Like many successful theoreticians, Ian’s background lies outside of glaciology, in his case modeling magma migration in the Earth’s mantle and applied mathematics more generally. The culture of applied mathematics does not often lend itself to an easy knowledge transfer between modeling and application, but Ian seems not only to know instinctively how to communicate his own results to the wider glaciological community but also to have as good a grasp of the realities of many areas of glaciology—especially field work and operational numerical modeling—as any theoretician. In fact, he was one of the best field assistants I have ever taken on a glacier.
I cannot think of a more deserving candidate for the Cryosphere Early Career Award at the American Geophysical Union (AGU).—Christian Schoof, University of British Columbia, Vancouver, Canada
I am extremely grateful to the Cryosphere focus group for selecting me for this award. To say it was a surprise is a great understatement, but it is no less of an honor for that. I can think of many colleagues who I feel are more deserving of this recognition, and that makes me all the more touched to have been chosen. I take the award as encouragement and motivation to continue my work and endeavor to live up to it.
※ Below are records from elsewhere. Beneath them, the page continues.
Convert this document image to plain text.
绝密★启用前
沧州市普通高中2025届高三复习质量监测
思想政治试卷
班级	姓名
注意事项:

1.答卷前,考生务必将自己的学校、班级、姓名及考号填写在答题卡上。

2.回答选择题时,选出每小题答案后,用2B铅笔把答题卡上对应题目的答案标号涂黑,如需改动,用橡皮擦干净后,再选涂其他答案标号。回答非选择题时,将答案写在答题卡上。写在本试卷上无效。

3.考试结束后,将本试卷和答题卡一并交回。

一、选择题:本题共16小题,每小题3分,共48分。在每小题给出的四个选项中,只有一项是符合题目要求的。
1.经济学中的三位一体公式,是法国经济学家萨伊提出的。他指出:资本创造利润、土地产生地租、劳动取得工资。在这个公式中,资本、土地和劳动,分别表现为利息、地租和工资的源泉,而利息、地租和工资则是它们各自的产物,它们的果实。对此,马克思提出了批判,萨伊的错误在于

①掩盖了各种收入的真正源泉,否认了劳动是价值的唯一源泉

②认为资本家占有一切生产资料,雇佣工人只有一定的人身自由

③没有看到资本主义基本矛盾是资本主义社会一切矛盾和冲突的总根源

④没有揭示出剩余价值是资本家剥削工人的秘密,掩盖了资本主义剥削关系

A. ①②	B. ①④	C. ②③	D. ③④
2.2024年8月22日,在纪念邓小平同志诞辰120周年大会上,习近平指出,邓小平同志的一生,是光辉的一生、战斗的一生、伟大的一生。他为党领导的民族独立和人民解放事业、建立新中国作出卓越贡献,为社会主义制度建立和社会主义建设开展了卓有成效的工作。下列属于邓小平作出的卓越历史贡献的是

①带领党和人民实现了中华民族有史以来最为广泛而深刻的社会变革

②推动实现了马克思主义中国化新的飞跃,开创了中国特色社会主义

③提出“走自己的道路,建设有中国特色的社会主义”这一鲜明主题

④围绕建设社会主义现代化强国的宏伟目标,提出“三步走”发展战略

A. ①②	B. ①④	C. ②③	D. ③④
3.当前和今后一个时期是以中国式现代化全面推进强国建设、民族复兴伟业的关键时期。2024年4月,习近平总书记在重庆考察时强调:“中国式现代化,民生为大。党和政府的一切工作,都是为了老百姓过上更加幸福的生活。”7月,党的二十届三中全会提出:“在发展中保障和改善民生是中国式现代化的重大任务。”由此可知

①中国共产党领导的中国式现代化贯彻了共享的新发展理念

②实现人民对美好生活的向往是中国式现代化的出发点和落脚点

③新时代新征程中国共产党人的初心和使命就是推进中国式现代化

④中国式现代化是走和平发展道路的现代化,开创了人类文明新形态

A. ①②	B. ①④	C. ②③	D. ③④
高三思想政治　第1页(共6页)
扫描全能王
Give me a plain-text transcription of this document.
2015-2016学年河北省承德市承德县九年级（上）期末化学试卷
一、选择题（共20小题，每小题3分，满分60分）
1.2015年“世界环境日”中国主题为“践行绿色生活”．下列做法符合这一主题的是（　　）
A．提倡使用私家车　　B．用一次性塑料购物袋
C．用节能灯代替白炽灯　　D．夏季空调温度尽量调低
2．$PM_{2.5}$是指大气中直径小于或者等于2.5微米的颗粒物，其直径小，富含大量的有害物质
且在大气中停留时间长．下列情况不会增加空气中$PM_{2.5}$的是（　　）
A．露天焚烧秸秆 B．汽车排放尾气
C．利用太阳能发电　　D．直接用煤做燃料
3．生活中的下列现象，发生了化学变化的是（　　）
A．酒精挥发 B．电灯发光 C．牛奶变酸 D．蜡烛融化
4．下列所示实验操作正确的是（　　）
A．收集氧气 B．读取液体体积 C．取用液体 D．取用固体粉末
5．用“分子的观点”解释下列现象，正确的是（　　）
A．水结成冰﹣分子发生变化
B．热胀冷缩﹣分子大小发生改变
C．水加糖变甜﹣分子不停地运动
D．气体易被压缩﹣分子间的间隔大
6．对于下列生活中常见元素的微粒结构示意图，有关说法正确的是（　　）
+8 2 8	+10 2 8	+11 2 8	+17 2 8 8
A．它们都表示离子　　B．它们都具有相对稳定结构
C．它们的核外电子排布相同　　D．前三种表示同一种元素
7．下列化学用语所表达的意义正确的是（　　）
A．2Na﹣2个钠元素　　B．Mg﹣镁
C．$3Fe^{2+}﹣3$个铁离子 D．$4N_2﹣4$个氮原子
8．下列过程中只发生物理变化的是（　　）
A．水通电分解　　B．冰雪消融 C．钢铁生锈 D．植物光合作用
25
As a mathematician by training, I am particularly honored to have been recognized by AGU. Since starting to research theoretical aspects of glaciers during my Ph.D., I have been constantly inspired by the opportunity to discover and wonder at these amazing forces of nature. The science is unerringly fascinating and challenging, and I feel privileged to have the chance to try and help advance it.
As much as the science itself, I have been constantly uplifted by the opportunity to meet and work with fantastic colleagues. I have found the crysopheric community to be just that—a community—and it has a spirit of shared inquiry which I think sets it apart from other branches of science. It is this lively sense of community which makes glaciology—for me—uniquely fulfilling.
I would like to extend special thanks to those I have worked closely with and those who wrote supporting letters for this award. I would like to highlight my thesis supervisor, Andrew Fowler, who pointed me in the direction of the Alps to begin with; lecturers and fellow students at the Karthaus summer school, who got me hooked on ice; and Christian Schoof, Mauro Werder, and Gwenn Flowers for widening my horizons and for providing constant ideas, support and inspiration.